Crab ate a vegan diet from 1641 until his death in 1680. He initially included potatoes and carrots in his diet, but later gave them up in favour of a diet of mostly bran and turnips. Later in his life he ate only Rumex and grass, claiming to spend 3/4 d. per week on food. Late in his life he added parsnips to his diet.

==Works==
Crab wrote his autobiography while living in Ickenham.

- The English hermite, or, Wonder of this age.: Being a relation of the life of Roger Crab, living neer Uxbridg, taken from his own mouth, shewing his strange reserved and unparallel'd kind of life, who counteth it a sin against his body and soule to eate any sort of flesh, fish, or living creature, or to drinke any wine, ale, or beere. He can live with three farthings a week. His constant food is roots and hearbs, as cabbage, turneps, carrets, dock-leaves, and grasse; also bread and bran, without butter or cheese: his cloathing is sack-cloath. He left the Army, and kept a shop at Chesham, and hath now left off that, and sold a considerable estate to give to the poore, shewing his reasons from the Scripture, Mark. 10. 21. Jer. 35. (London: Printed, and are to be sold in Popes-head Alley, and at the Exchange 1655).
- Dagons-Downfall; or, the Great idol digged up root and branch (London 1657). ( – in which he declared that the Sabbath had been turned into an idol).
- Gentle correction for the high flown backslider, or, A soft answer to turn away strife : being a general answer (in few words) to some queries, and defamations thrown out by the furious spirit in some of the people called Quakers against the rationalls (London: Printed by J.B 1659).
- A tender salutation, or, The substance of a letter given forth by the Rationals, to the despised remnant and seed of God, in the people called Quakers (London: Printed by J.B 1659).

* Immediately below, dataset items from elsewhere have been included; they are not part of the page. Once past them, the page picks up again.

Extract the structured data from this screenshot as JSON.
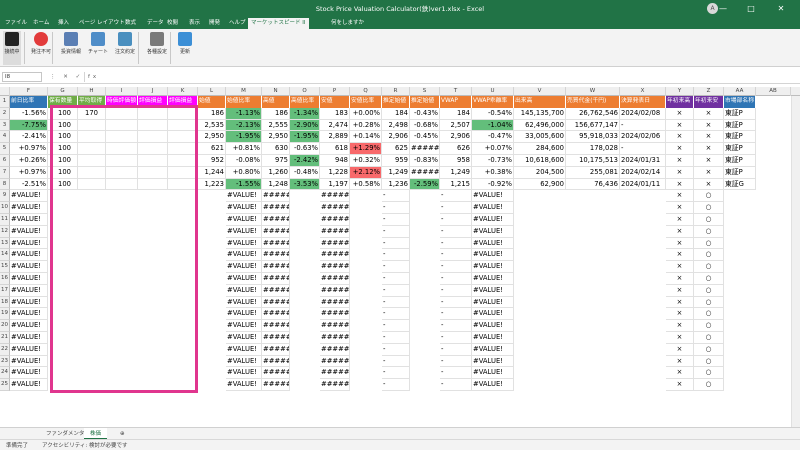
{
  "window": {
    "title": "Stock Price Valuation Calculator(鉄)ver1.xlsx  -  Excel",
    "account_initial": "A"
  },
  "menu": {
    "tabs": [
      "ファイル",
      "ホーム",
      "挿入",
      "ページ レイアウト",
      "数式",
      "データ",
      "校閲",
      "表示",
      "開発",
      "ヘルプ",
      "マーケットスピード II"
    ],
    "search": "何をしますか"
  },
  "ribbon": {
    "buttons": [
      "接続中",
      "発注不可",
      "投資情報",
      "チャート",
      "注文約定",
      "各種設定",
      "更新"
    ]
  },
  "namebox": "I8",
  "fx": "fx",
  "columns": [
    "F",
    "G",
    "H",
    "I",
    "J",
    "K",
    "L",
    "M",
    "N",
    "O",
    "P",
    "Q",
    "R",
    "S",
    "T",
    "U",
    "V",
    "W",
    "X",
    "Y",
    "Z",
    "AA",
    "AB"
  ],
  "header_row": [
    "前日比率",
    "保有数量",
    "平均取得",
    "時価評価額",
    "評価損益",
    "評価損益",
    "始値",
    "始値比率",
    "高値",
    "高値比率",
    "安値",
    "安値比率",
    "推定始値",
    "推定始値",
    "VWAP",
    "VWAP乖離率",
    "出来高",
    "売買代金(千円)",
    "決算発表日",
    "年初来高",
    "年初来安",
    "市場部名称",
    ""
  ],
  "header_colors": [
    "#2f75b5",
    "#70ad47",
    "#70ad47",
    "#ff00ff",
    "#ff00ff",
    "#ff00ff",
    "#ed7d31",
    "#ed7d31",
    "#ed7d31",
    "#ed7d31",
    "#ed7d31",
    "#ed7d31",
    "#ed7d31",
    "#ed7d31",
    "#ed7d31",
    "#ed7d31",
    "#ed7d31",
    "#ed7d31",
    "#ed7d31",
    "#7030a0",
    "#7030a0",
    "#2f75b5",
    "#ffffff"
  ],
  "data_rows": [
    [
      "-1.56%",
      "100",
      "170",
      "",
      "",
      "",
      "186",
      "-1.13%",
      "186",
      "-1.34%",
      "183",
      "+0.00%",
      "184",
      "-0.43%",
      "184",
      "-0.54%",
      "145,135,700",
      "26,762,546",
      "2024/02/08",
      "×",
      "×",
      "東証P"
    ],
    [
      "-7.75%",
      "100",
      "",
      "",
      "",
      "",
      "2,535",
      "-2.13%",
      "2,555",
      "-2.90%",
      "2,474",
      "+0.28%",
      "2,498",
      "-0.68%",
      "2,507",
      "-1.04%",
      "62,496,000",
      "156,677,147",
      "-",
      "×",
      "×",
      "東証P"
    ],
    [
      "-2.41%",
      "100",
      "",
      "",
      "",
      "",
      "2,950",
      "-1.95%",
      "2,950",
      "-1.95%",
      "2,889",
      "+0.14%",
      "2,906",
      "-0.45%",
      "2,906",
      "-0.47%",
      "33,005,600",
      "95,918,033",
      "2024/02/06",
      "×",
      "×",
      "東証P"
    ],
    [
      "+0.97%",
      "100",
      "",
      "",
      "",
      "",
      "621",
      "+0.81%",
      "630",
      "-0.63%",
      "618",
      "+1.29%",
      "625",
      "#####",
      "626",
      "+0.07%",
      "284,600",
      "178,028",
      "-",
      "×",
      "×",
      "東証P"
    ],
    [
      "+0.26%",
      "100",
      "",
      "",
      "",
      "",
      "952",
      "-0.08%",
      "975",
      "-2.42%",
      "948",
      "+0.32%",
      "959",
      "-0.83%",
      "958",
      "-0.73%",
      "10,618,600",
      "10,175,513",
      "2024/01/31",
      "×",
      "×",
      "東証P"
    ],
    [
      "+0.97%",
      "100",
      "",
      "",
      "",
      "",
      "1,244",
      "+0.80%",
      "1,260",
      "-0.48%",
      "1,228",
      "+2.12%",
      "1,249",
      "#####",
      "1,249",
      "+0.38%",
      "204,500",
      "255,081",
      "2024/02/14",
      "×",
      "×",
      "東証P"
    ],
    [
      "-2.51%",
      "100",
      "",
      "",
      "",
      "",
      "1,223",
      "-1.55%",
      "1,248",
      "-3.53%",
      "1,197",
      "+0.58%",
      "1,236",
      "-2.59%",
      "1,215",
      "-0.92%",
      "62,900",
      "76,436",
      "2024/01/11",
      "×",
      "×",
      "東証G"
    ]
  ],
  "error_text": "#VALUE!",
  "hash_text": "#####",
  "dash": "-",
  "circle": "○",
  "cross": "×",
  "error_row_count": 17,
  "sheet_tabs": [
    "ファンダメンタル",
    "株価"
  ],
  "active_tab": "株価",
  "status": {
    "ready": "準備完了",
    "accessibility": "アクセシビリティ: 検討が必要です"
  }
}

A Reply to the Gentle Correction was made by George Salter (London: printed for Thomas Simmons at the Bull and mouth neer Aldersgate 1659):

An answer to Roger Crabs printed paper to the Quakers. And likewise to his principles and doctrines, whose spirit is tried and found in the dark. Which is to be directed again to Roger Crab and his followers, who cryed up his paper; that they may learn wisdom to preserve them in innocency, in the power of God, in which there is no confusion.

==Death==
In 1680, Crab died at the age of 59 in Bethnal Green, and was buried at Stepney Churchyard. His tombstone has the following epitaph:

Tread gently, reader, near the dust
Committed to this tomb-stone's trust:
For while 'twas flesh, it held a guest
With universal love possest:
A soul that stemmed opinion's tide,
Did over sects in triumph ride;
Yet separate from the giddy crowd,
And paths tradition had allowed.
Through good and ill reports he past,
Oft censured, yet approved at last.
Wouldst thou his religion know?
In brief 'twas this: to all to do
Just as he would be done unto.
So in kind Nature's law he stood,
A temple, undefiled with blood,
A friend to everything that 's good.
The rest angels alone can fitly tell;
Haste then to them and him; and so farewell!'

== Legacy ==
Christopher Hill suggested that Crab may have been the inspiration for Lewis Carroll's character the Mad Hatter.